Cameron provides Caribbean aid, rejects slavery reparations

Cameron provides Caribbean aid, rejects slavery reparations
Associated Press / Kevin Hagen

KINGSTON, Jamaica (AP) _ British Prime Minister David Cameron on Wednesday rejected the Caribbean’s push for slavery reparations during his first official visit to Jamaica, a once-profitable British colony that became independent just over 50 years ago.

In Jamaica’s capital of Kingston, Cameron promised a roughly $455 million aid package to upgrade bridges, ports and other infrastructure across the Caribbean and reinvigorate Britain’s relationship with the region dotted with its dependencies and former colonies. He also pledged an additional $180 million to improve health facilities and boost economic growth. He said all this support would make Britain the largest bilateral donor to the region.

Cameron said he wanted to focus on the future, not historical wrongs, and Britain’s longstanding position was “that we do not believe reparations is the right approach.”

In a speech before Jamaica’s Parliament, Cameron said he believed the Caribbean has emerged from the “long shadow” of slavery. However, he acknowledged that “these wounds run very deep indeed” from the brutal system that brought riches to Britain and other colonial powers.

“But I do hope that, as friends who have gone through so much together since those darkest of times, we can move on from this painful legacy and continue to build for the future,” he said, and noted that Britain eventually led the effort that abolished the slave trade in the mid-19th century.

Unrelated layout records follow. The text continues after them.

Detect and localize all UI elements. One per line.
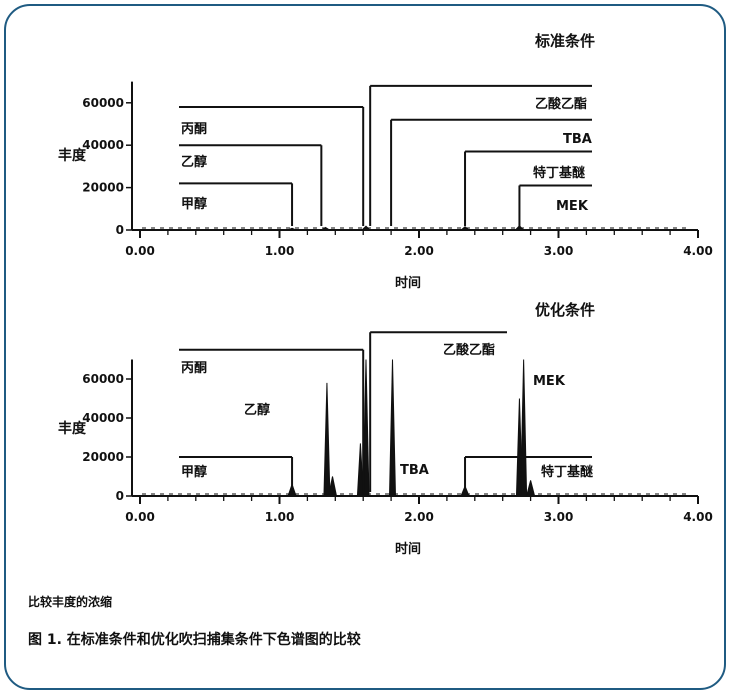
figure-caption: 图 1. 在标准条件和优化吹扫捕集条件下色谱图的比较	[28, 632, 361, 648]
x-tick-label: 2.00	[404, 510, 434, 524]
chromatogram-peak	[356, 443, 364, 497]
x-tick-label: 3.00	[544, 510, 574, 524]
chromatogram-peak	[520, 359, 528, 497]
y-tick-label: 0	[116, 489, 124, 503]
chromatogram-peak	[525, 480, 536, 497]
panel-2-x-axis-label: 时间	[395, 541, 421, 557]
x-tick-label: 0.00	[125, 244, 155, 258]
panel-1-standard-conditions: 0.00 1.00 2.00 3.00 4.00 0 20000 40000 60000 甲醇 乙醇…	[82, 81, 713, 258]
peak-label: 乙醇	[244, 402, 270, 418]
peak-label: TBA	[563, 132, 592, 147]
chromatogram-peak	[388, 359, 397, 497]
x-tick-label: 4.00	[683, 510, 713, 524]
peak-label: 特丁基醚	[541, 464, 594, 480]
panel-2-optimized-conditions: 0.00 1.00 2.00 3.00 4.00 0 20000 40000 60000 甲醇 乙醇…	[82, 331, 713, 524]
x-tick-label: 0.00	[125, 510, 155, 524]
chromatogram-peak	[514, 225, 525, 231]
panel-2-title: 优化条件	[535, 301, 595, 319]
note-caption: 比较丰度的浓缩	[28, 595, 113, 609]
chromatogram-peak	[319, 226, 332, 231]
peak-label: MEK	[556, 199, 589, 214]
peak-label: 乙酸乙酯	[443, 342, 495, 358]
y-tick-label: 40000	[82, 138, 124, 152]
y-tick-label: 20000	[82, 181, 124, 195]
y-tick-label: 60000	[82, 96, 124, 110]
chromatogram-peak	[327, 476, 338, 497]
y-tick-label: 0	[116, 223, 124, 237]
chromatogram-peak	[459, 226, 471, 231]
chromatogram-peak	[287, 227, 297, 231]
y-tick-label: 60000	[82, 372, 124, 386]
x-tick-label: 2.00	[404, 244, 434, 258]
x-tick-label: 4.00	[683, 244, 713, 258]
figure-frame	[4, 4, 726, 690]
y-tick-label: 40000	[82, 411, 124, 425]
x-tick-label: 3.00	[544, 244, 574, 258]
panel-2-y-axis-label: 丰度	[58, 420, 87, 437]
chromatogram-peak	[362, 359, 370, 497]
x-tick-label: 1.00	[265, 510, 295, 524]
peak-label: MEK	[533, 374, 566, 389]
peak-label: 乙醇	[181, 154, 207, 170]
panel-1-title: 标准条件	[534, 32, 595, 50]
peak-label: 特丁基醚	[533, 165, 586, 181]
chromatogram-peak	[323, 382, 331, 497]
peak-label: 乙酸乙酯	[535, 96, 587, 112]
y-tick-label: 20000	[82, 450, 124, 464]
panel-1-y-axis-label: 丰度	[58, 147, 87, 164]
chromatogram-peak	[360, 225, 372, 231]
peak-label: TBA	[400, 463, 429, 478]
peak-label: 丙酮	[181, 361, 207, 376]
peak-label: 甲醇	[181, 196, 207, 212]
peak-label: 丙酮	[181, 122, 207, 137]
panel-1-x-axis-label: 时间	[395, 275, 421, 291]
peak-label: 甲醇	[181, 464, 207, 480]
x-tick-label: 1.00	[265, 244, 295, 258]
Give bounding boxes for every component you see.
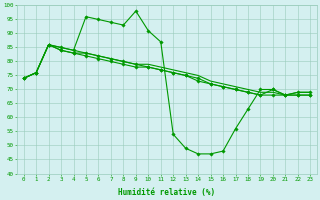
X-axis label: Humidité relative (%): Humidité relative (%)	[118, 188, 216, 197]
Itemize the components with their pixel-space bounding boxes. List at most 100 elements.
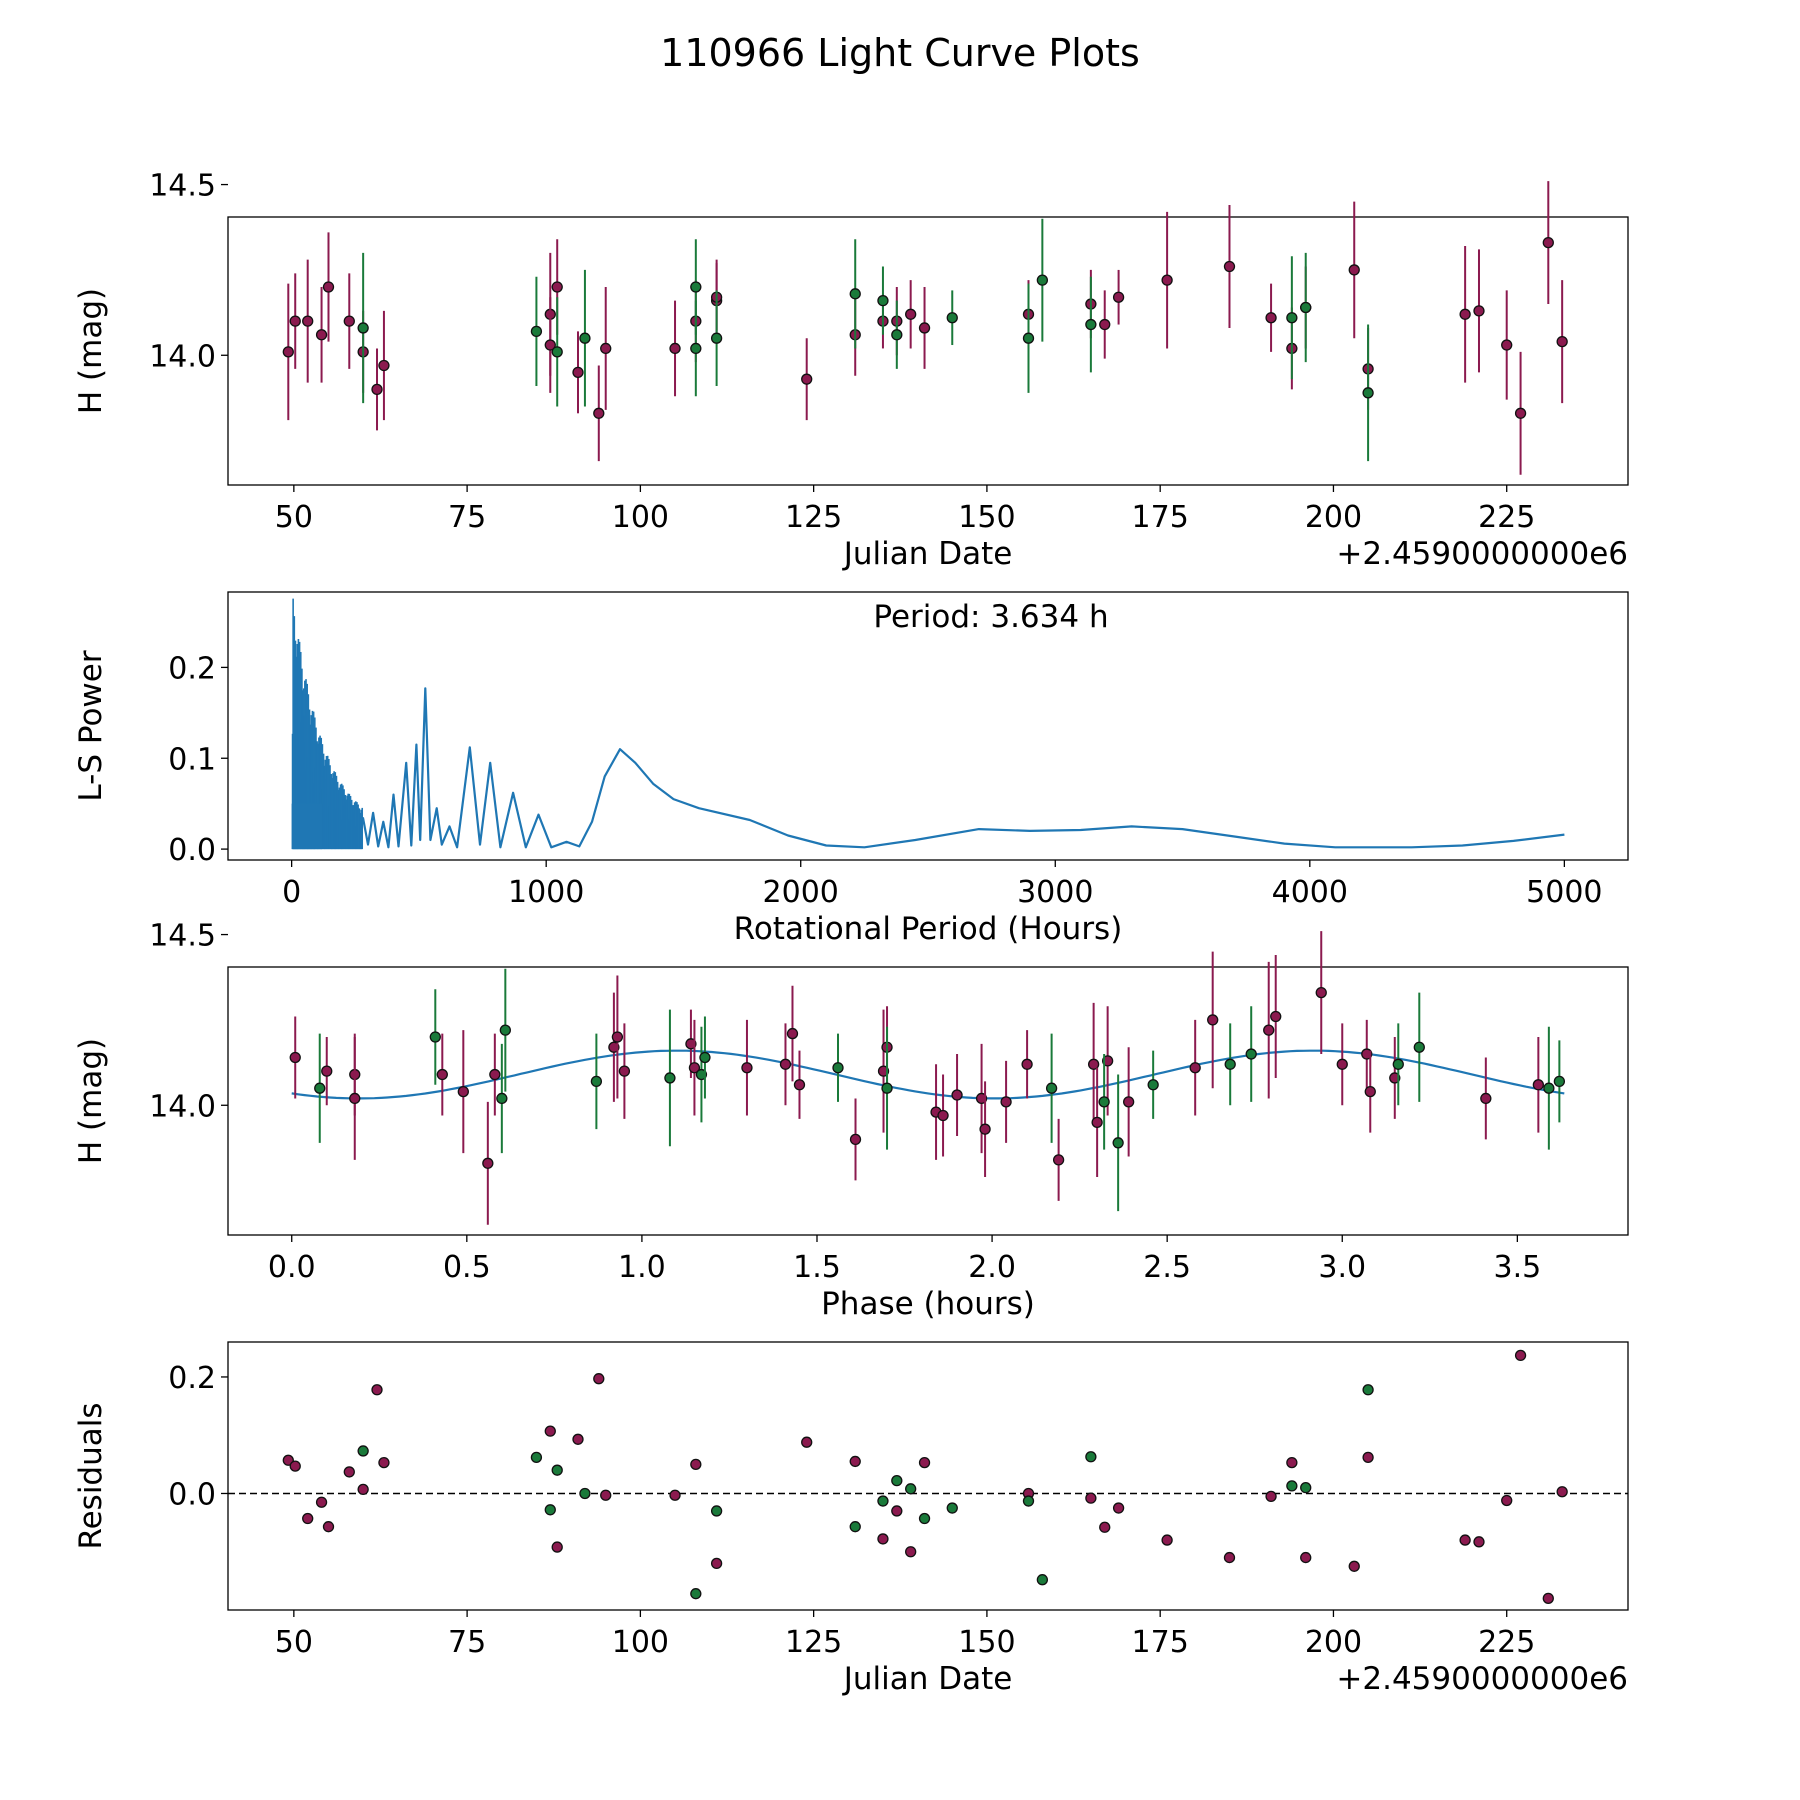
data-point: [1085, 1451, 1097, 1463]
y-tick-label: 0.0: [168, 833, 216, 868]
data-point: [849, 1133, 862, 1146]
model-curve: [291, 1049, 1565, 1100]
data-point: [1022, 1495, 1035, 1507]
data-point: [579, 1487, 591, 1500]
data-point: [551, 281, 563, 293]
x-tick-label: 0.0: [268, 1250, 316, 1285]
data-point: [343, 1466, 355, 1478]
x-tick-label: 225: [1478, 500, 1535, 535]
data-point: [1263, 1024, 1275, 1036]
data-point: [315, 1496, 328, 1508]
data-point: [1336, 1058, 1348, 1070]
data-point: [618, 1065, 631, 1077]
data-point: [1348, 264, 1360, 276]
x-tick-label: 150: [958, 500, 1015, 535]
data-point: [905, 1546, 917, 1558]
data-point: [1459, 308, 1471, 320]
y-axis-label: H (mag): [73, 1038, 109, 1164]
x-tick-label: 100: [612, 500, 669, 535]
x-tick-label: 50: [275, 1625, 313, 1660]
data-point: [688, 1062, 701, 1074]
periodogram-forest: [291, 598, 364, 850]
y-tick-label: 14.5: [149, 169, 216, 204]
data-point: [690, 1458, 702, 1470]
data-point: [877, 1065, 890, 1077]
axes-frame: [227, 216, 1629, 486]
data-point: [1501, 339, 1513, 351]
data-point: [1501, 1494, 1513, 1507]
data-point: [551, 1464, 563, 1476]
data-point: [685, 1038, 697, 1050]
data-point: [1459, 1534, 1471, 1546]
x-tick-label: 175: [1132, 500, 1189, 535]
x-tick-label: 1.0: [618, 1250, 666, 1285]
y-axis-label: L-S Power: [73, 650, 109, 801]
data-point: [1300, 1551, 1312, 1564]
data-point: [429, 1031, 441, 1043]
data-point: [741, 1062, 753, 1074]
data-point: [946, 312, 958, 324]
data-point: [690, 1588, 702, 1600]
data-point: [946, 1502, 958, 1514]
data-point: [289, 1051, 301, 1064]
data-point: [1364, 1085, 1376, 1098]
data-point: [1265, 1490, 1277, 1503]
data-point: [1021, 1058, 1033, 1070]
data-point: [357, 1483, 369, 1496]
data-point: [1270, 1010, 1282, 1023]
x-tick-label: 75: [448, 500, 486, 535]
data-point: [289, 1460, 301, 1472]
y-tick-label: 0.2: [168, 1361, 216, 1396]
data-point: [877, 1533, 889, 1545]
data-point: [664, 1072, 676, 1084]
data-point: [590, 1075, 603, 1088]
x-tick-label: 3.0: [1318, 1250, 1366, 1285]
series-red: [289, 931, 1545, 1225]
data-point: [793, 1079, 806, 1091]
x-tick-label: 2.0: [968, 1250, 1016, 1285]
data-point: [496, 1092, 508, 1105]
x-axis-label: Phase (hours): [821, 1286, 1035, 1322]
data-point: [1362, 1384, 1374, 1396]
x-tick-label: 150: [958, 1625, 1015, 1660]
panel-lightcurve: 50 75 100 125 150 175 200 225 14.5 14.0 Julian Dat…: [73, 169, 1629, 572]
data-point: [690, 281, 702, 293]
y-tick-label: 0.1: [168, 742, 216, 777]
x-tick-label: 0: [282, 875, 301, 910]
data-point: [1245, 1048, 1257, 1060]
data-point: [1514, 407, 1527, 419]
data-point: [608, 1041, 620, 1053]
data-point: [1045, 1082, 1058, 1094]
y-axis-label: Residuals: [73, 1402, 109, 1549]
x-tick-label: 0.5: [443, 1250, 491, 1285]
panel-periodogram: 0 1000 2000 3000 4000 5000 0.0 0.1 0.2 Rotational…: [73, 591, 1629, 947]
data-point: [1389, 1072, 1401, 1084]
data-point: [357, 1445, 369, 1457]
x-axis-label: Julian Date: [842, 1661, 1013, 1697]
period-annotation: Period: 3.634 h: [873, 599, 1108, 635]
data-point: [710, 1557, 723, 1570]
data-point: [891, 1505, 903, 1517]
data-point: [1091, 1116, 1103, 1128]
data-point: [881, 1082, 893, 1094]
data-point: [315, 329, 328, 341]
data-point: [457, 1085, 469, 1098]
panel-residuals: 50 75 100 125 150 175 200 225 0.2 0.0 Julian Date R…: [73, 1341, 1629, 1697]
data-point: [1000, 1096, 1012, 1108]
data-point: [1532, 1079, 1545, 1091]
data-point: [1556, 1486, 1568, 1498]
data-point: [669, 342, 681, 355]
x-tick-label: 5000: [1526, 875, 1602, 910]
x-axis-label: Rotational Period (Hours): [734, 911, 1123, 947]
data-point: [1473, 1536, 1485, 1548]
data-point: [1123, 1096, 1135, 1108]
data-point: [593, 407, 605, 419]
data-point: [1286, 312, 1298, 324]
x-tick-label: 175: [1132, 1625, 1189, 1660]
axes-frame: [227, 591, 1629, 861]
data-point: [1514, 1349, 1527, 1362]
data-point: [600, 342, 612, 355]
x-tick-label: 125: [785, 1625, 842, 1660]
data-point: [322, 281, 335, 293]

Jamaica and other Caribbean governments are pushing for reparations from Britain, France and the Netherlands. Caricom, a political grouping of 15 countries and dependencies, announced in 2013 that it intended to seek reparations for slavery and the genocide of native peoples.

In an open letter to Cameron, Hilary Beckles, chairman of the Caribbean Community’s Reparations Commission and a scholar who has written several books on the history of regional slavery, said reparations is “not an issue that can be further ignored, remain under the rug, or placed on back burners.”

Backers of reparations note that Britain was responsible for the forced relocation of millions of Africans via the Atlantic slave trade and they say grants and trade agreements “are not replacements for reparation.” They also point out that Cameron’s ancestors benefited financially from slavery.

Jamaican Prime Minister Portia Simpson Miller said she raised the reparations issue with Cameron, but Jamaica was also focused on the aid package and boosting bilateral ties. During his visit, Cameron pledged to help build a new 1,500-bed prison in Kingston that would enable Britain to return Jamaica-born convicts to their homeland and resolve a dispute over a prisoner transfer deal between the two nations.

After wrapping up his visit, Cameron flew to the Caribbean island of Grenada, where he toured areas ravaged by hurricanes in the past and met with Prime Minister Keith Mitchell.

Associated Press contributor Howard Cambpell reported this story in Kingston, Jamaica, and AP writer David McFadden reported from Port-au-Prince, Haiti.